The meagre travel allowance poses a problem for many staff members, and relocating to Leiden, or the surrounding area, is often not an option. ‘Because of the tightness in the housing market, it’s difficult to find housing at the moment’, says Brzoskowski. ‘I hope to relocate to Sassenheim soon. That way, I’ll only have to pay 62 euros a month.’ Gote: ‘The tight housing market is also a major drawback for PhD candidates from abroad.’

The biggest stumbling block is the ceiling amount of 45 euros per month, agrees Nicole van Os, coordinator of studies at the Faculty of Humanities and, on behalf of the General Education Union, chair of the Local Consultative Committee, in which unions consult with the university. ‘Many of the other universities work with a much higher travel allowance ceiling. For example, TU Eindhoven has a ceiling of 150 kilometres per day, at a rate of 12 cents per kilometre. That’s a maximum allowance of 320 euros per month, based on 214 working days per year or an average of 17.8 working days per month at 1.0 FTE.’

Groningen only pays 4 cents per kilometre, ‘but applies a much higher ceiling amount than Leiden’, says Van Os.


Gote thinks ‘a minimum reimbursement rate of 50 percent of travel expenses’ is realistic. ‘But you might expect more. The least the university can do is raise the allowance to the tax-free reimbursement of 19 cents per kilometre.’

The unions are trying to raise the allowance. ‘For years, the Personnel Monitor has shown that the low travel allowance is a key issue for employees’, says Van Os. ‘It also forms an obstacle when it comes to recruitment, given the occasionally tight labour market.’

'The possibility of a more generous travel allowance is currently under consideration'

Administrators also acknowledge this.

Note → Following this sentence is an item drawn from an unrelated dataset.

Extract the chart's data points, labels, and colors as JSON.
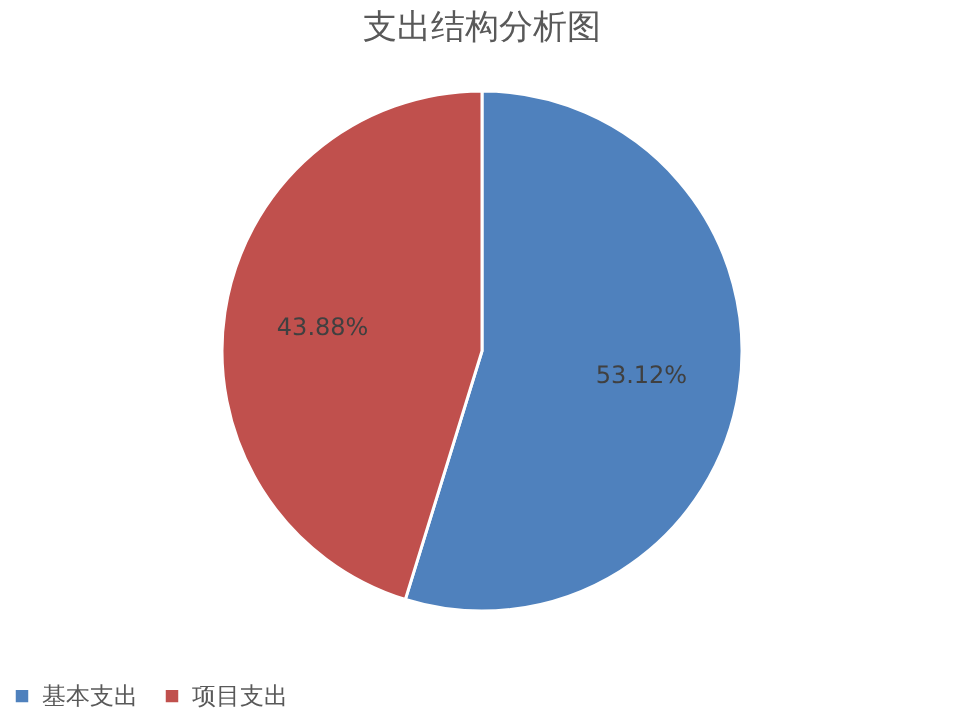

Dean of the Law School Joanne van der Leun recently pointed out during a Faculty Council meeting that it is more difficult to find staff. ‘We often hear that the travel allowance in Leiden is relatively low. It’s something that’s regularly brought up.’
In May 2022, the unions sent a memo to the Executive Board, Van Os says. ‘In addition to raising the ceiling amount, we would also like the Board to encourage public transport over motorised transport by differentiating between the two.’ She would like the allowance to be distance-based. ‘This would mean reimbursing a maximum number of kilometres per day, for example 65 kilometres per day, one way. An open question is whether or not it’s a good idea to stratify; differentiate the allowance rates according to salary scale.’

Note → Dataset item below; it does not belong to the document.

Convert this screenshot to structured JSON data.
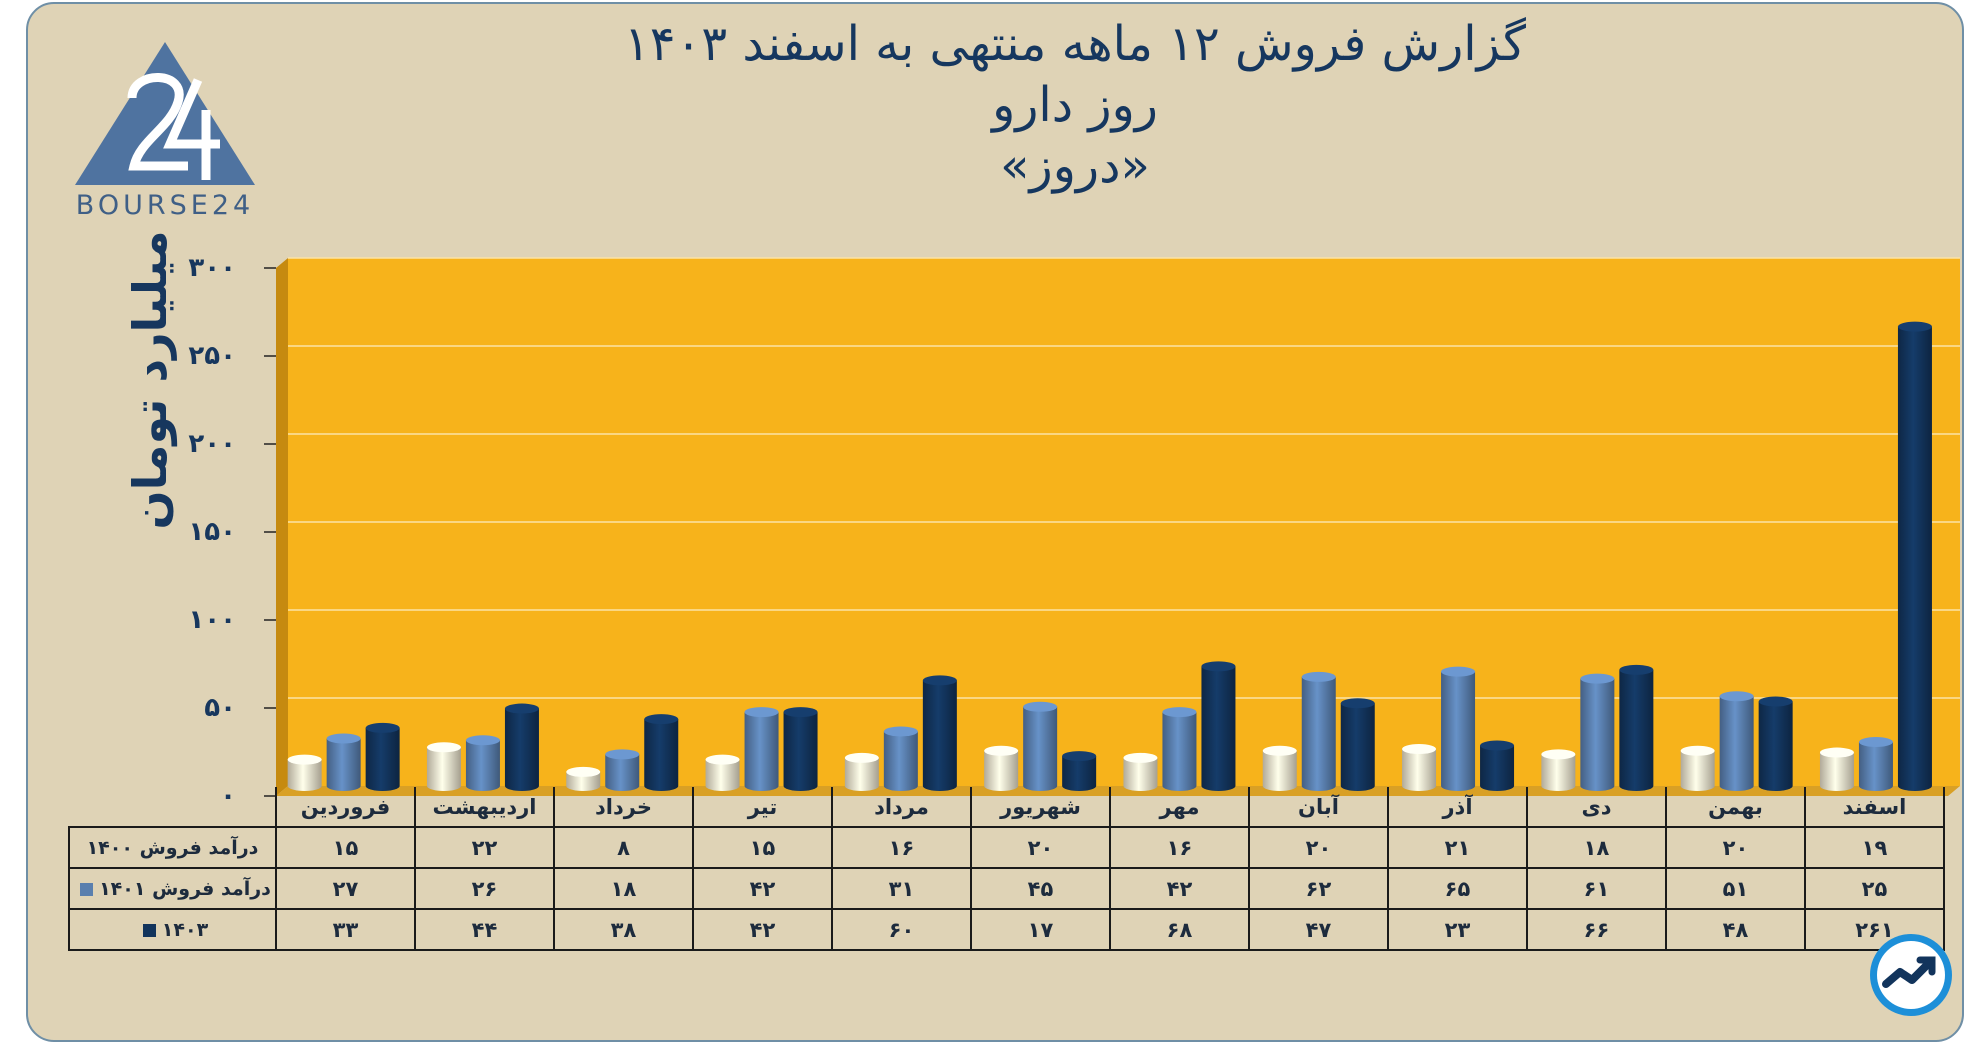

The University Council has also addressed the issue. ‘We’re currently working on the budget’, says Max van Haastrecht, council member for PhDoc, the party for PhD candidates and postdocs. ‘I’ve submitted a written question regarding the travel allowance to the Board. We were informed that the possibility of a more generous travel allowance is currently under consideration. A meeting with the Rector and PhD candidate representatives will be held soon and this matter will also be addressed.’

The Board is aware of the concerns, responds university spokesperson Caroline van Overbeeke. ‘These are uncertain times and there is more uncertainty to come. That’s why it’s difficult to look ahead at the moment. This affects the university’s financial possibilities.’

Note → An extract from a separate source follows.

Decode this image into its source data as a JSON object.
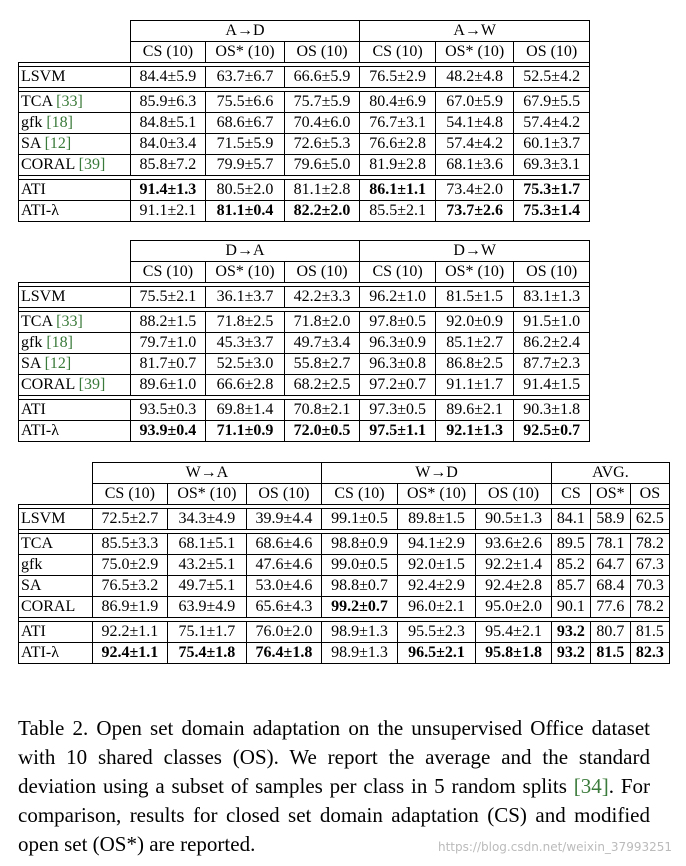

Working from home is also a point of consideration. ‘There is an allowance in place for that too: some people work from home more than others, for example. All of that factors into this discussion.’


In addition to the basic travel allowance, other options are available. In the Terms of Employment Individual Choices Model, employees can apply for an additional travel allowance.

The university calculates the number of commuter kilometres based on an employee’s average and multiplies it by €0.19. The system will then deduct the resulting amount from the gross salary. As a result, an employee pays less income tax.

But that is just one of the options in that model, says Nicole van Os. ‘It also includes, for example, an allowance for a bicycle, gym membership and union membership. So it might seem like a generous gift, but you’re basically paying out of your own pocket.’

Moreover, the tax authority also allows you to deduct commuting expenses if you travel by public transport, says Van Os.